No matter, we’re back to the chases and mess because the buildup to those moments come from preposterous flimsiness on screenplay paper towels that is not strong enough to make those mini-climaxes matter. That silly, heroic, and memed-to-death hand only works in the movies. Real-life beastial adversity bites that wannabe hand of bravery right off. Get back to that tangible carnage. The true individuals who need that stop-yourself hand are the next execs and psychotropic-enhanced aspiring screenwriters who will, against the advertised conclusion Jurassic World Dominion promises to be, feel the need to start another lucrative mess of movies. Listen to the hand and stop.
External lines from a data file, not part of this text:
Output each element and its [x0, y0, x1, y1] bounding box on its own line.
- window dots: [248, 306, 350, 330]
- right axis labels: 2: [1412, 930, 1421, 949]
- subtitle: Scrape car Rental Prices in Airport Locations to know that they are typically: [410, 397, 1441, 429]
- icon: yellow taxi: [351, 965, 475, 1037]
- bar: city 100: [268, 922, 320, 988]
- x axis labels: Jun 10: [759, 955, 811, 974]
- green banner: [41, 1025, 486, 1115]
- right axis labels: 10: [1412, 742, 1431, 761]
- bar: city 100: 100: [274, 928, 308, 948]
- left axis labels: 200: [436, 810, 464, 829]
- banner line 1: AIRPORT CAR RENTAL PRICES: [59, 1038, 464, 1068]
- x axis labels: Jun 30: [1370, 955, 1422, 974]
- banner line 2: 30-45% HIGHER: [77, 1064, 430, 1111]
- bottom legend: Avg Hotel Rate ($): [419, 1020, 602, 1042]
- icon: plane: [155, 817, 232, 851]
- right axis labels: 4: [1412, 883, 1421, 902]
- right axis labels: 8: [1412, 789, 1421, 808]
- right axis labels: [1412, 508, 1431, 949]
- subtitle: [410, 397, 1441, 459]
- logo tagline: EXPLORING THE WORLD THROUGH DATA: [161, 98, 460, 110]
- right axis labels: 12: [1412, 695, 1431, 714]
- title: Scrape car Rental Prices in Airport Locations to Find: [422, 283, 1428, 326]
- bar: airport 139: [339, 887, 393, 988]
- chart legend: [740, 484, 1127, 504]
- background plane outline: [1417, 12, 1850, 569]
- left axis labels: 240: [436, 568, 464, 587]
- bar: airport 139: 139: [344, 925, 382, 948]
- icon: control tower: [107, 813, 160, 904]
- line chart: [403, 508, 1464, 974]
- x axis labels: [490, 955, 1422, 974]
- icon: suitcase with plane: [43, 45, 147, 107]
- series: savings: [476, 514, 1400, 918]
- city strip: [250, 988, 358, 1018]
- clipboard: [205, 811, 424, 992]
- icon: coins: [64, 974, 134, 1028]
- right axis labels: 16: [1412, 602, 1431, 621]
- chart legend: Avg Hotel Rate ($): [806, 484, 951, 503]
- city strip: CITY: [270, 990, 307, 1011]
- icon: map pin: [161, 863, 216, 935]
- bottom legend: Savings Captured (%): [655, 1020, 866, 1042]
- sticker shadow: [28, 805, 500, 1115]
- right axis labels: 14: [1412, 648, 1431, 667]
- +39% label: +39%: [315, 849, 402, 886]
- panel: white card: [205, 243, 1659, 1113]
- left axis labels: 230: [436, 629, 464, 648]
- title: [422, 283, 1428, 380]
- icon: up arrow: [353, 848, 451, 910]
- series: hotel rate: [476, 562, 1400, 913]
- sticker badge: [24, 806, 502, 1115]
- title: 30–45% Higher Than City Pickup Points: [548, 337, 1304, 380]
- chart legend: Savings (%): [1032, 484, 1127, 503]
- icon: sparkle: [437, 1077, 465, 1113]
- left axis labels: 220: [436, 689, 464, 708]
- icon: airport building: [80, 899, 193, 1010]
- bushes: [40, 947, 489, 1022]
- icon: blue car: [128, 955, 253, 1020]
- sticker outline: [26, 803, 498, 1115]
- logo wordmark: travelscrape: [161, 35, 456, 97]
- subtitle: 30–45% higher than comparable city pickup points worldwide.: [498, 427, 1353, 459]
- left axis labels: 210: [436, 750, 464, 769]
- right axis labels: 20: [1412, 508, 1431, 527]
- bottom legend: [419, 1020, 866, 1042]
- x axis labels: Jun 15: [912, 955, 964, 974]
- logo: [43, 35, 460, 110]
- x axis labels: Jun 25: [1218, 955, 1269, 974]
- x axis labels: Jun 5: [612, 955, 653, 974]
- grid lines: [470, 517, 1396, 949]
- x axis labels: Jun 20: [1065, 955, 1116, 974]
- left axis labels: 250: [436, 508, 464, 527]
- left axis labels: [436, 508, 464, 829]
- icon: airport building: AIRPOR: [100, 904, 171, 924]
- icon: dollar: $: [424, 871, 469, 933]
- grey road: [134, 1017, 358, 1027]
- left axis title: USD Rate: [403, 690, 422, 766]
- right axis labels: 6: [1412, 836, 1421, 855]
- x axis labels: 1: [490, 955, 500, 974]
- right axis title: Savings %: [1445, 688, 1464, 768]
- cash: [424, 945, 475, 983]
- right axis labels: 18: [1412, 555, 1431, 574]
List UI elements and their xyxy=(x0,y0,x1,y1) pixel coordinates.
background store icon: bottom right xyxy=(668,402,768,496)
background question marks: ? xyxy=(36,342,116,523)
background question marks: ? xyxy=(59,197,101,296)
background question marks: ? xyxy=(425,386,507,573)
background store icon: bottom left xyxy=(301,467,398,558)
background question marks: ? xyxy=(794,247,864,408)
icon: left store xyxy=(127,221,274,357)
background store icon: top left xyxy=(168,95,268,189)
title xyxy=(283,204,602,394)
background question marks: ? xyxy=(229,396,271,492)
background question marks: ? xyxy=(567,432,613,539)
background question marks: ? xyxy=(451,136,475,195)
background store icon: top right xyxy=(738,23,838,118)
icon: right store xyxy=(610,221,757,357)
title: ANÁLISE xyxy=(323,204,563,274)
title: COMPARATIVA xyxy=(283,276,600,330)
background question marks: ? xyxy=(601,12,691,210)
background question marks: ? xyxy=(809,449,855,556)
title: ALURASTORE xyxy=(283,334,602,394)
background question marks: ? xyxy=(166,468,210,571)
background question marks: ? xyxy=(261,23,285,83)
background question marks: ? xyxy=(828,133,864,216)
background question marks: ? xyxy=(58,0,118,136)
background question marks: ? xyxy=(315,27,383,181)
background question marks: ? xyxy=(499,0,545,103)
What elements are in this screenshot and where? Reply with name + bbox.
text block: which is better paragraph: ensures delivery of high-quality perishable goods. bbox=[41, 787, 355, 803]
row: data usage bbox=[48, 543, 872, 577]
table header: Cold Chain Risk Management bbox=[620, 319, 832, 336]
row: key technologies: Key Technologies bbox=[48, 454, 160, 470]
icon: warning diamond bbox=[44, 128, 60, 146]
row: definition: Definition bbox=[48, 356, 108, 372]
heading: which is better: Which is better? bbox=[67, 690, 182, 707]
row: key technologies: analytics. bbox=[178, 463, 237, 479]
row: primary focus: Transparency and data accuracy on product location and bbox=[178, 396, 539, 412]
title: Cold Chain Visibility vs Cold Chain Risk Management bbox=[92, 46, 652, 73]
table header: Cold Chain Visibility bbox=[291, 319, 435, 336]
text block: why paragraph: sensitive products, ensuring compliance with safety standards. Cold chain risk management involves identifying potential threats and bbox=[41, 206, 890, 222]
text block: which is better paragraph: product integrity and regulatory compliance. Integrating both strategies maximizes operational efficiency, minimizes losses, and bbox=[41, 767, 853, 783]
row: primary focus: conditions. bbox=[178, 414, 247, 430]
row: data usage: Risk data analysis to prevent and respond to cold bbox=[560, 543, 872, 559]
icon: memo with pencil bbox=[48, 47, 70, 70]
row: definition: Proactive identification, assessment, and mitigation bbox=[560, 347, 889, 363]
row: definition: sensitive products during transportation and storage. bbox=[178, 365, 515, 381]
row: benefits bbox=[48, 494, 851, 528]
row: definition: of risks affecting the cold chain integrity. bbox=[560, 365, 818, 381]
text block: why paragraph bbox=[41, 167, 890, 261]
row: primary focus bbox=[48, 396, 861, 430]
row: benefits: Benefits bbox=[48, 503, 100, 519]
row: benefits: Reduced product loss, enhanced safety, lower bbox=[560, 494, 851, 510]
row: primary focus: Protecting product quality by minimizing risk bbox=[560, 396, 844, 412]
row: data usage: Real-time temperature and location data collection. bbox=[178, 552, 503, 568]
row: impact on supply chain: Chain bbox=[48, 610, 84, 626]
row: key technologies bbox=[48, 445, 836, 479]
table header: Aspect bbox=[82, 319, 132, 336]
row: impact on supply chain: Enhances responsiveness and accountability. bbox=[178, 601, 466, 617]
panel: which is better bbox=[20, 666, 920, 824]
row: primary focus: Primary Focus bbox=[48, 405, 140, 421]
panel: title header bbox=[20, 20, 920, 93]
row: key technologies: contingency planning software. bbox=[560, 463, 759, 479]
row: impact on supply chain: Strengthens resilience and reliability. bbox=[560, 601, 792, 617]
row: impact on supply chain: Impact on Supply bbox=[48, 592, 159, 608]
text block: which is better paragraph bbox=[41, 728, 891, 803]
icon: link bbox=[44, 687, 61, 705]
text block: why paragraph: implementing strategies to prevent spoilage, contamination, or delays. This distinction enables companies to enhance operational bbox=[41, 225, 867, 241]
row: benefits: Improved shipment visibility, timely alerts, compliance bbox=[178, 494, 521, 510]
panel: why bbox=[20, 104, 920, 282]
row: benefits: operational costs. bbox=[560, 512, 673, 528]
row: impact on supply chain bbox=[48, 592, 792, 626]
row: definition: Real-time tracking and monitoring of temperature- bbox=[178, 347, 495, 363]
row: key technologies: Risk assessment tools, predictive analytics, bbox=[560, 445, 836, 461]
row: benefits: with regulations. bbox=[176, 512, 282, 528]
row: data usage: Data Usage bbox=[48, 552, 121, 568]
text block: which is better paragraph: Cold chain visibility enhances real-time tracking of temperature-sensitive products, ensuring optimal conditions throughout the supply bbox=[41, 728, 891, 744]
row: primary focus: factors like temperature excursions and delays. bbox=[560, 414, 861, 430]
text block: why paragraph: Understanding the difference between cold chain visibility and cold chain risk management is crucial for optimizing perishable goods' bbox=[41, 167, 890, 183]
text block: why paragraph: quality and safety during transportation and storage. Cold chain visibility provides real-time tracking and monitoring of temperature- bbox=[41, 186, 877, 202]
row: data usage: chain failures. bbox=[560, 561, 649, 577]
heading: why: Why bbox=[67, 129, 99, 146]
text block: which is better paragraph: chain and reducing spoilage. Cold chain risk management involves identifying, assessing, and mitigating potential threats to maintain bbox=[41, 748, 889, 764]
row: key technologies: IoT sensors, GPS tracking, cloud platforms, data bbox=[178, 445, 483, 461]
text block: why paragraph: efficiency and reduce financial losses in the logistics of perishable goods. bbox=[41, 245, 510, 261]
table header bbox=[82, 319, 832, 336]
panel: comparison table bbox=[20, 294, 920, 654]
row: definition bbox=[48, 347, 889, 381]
LESSON #3: THERE IS NO SUCH THING AS TOTAL CONTROL– Much like the God-playing antagonist characters of the movie, no one has learned anything since 1993, both in the franchise’s movies and in the Universal Pictures writing room. Scientists are still screwing with forces they cannot control, and the big corporation everyone thinks is well-meaning shows their true, greedy colors to earn a violent comeuppance in the denouement. No smart screenwriter has broken that narrative loop to do something daring or different. When they flirt close to trying, or at least consider the notion of better paper towels, these scripts devolve back to the same spills and thrills we’ve seen over and over. Ian Malcolm said it best. It’s all “unchecked avarice.”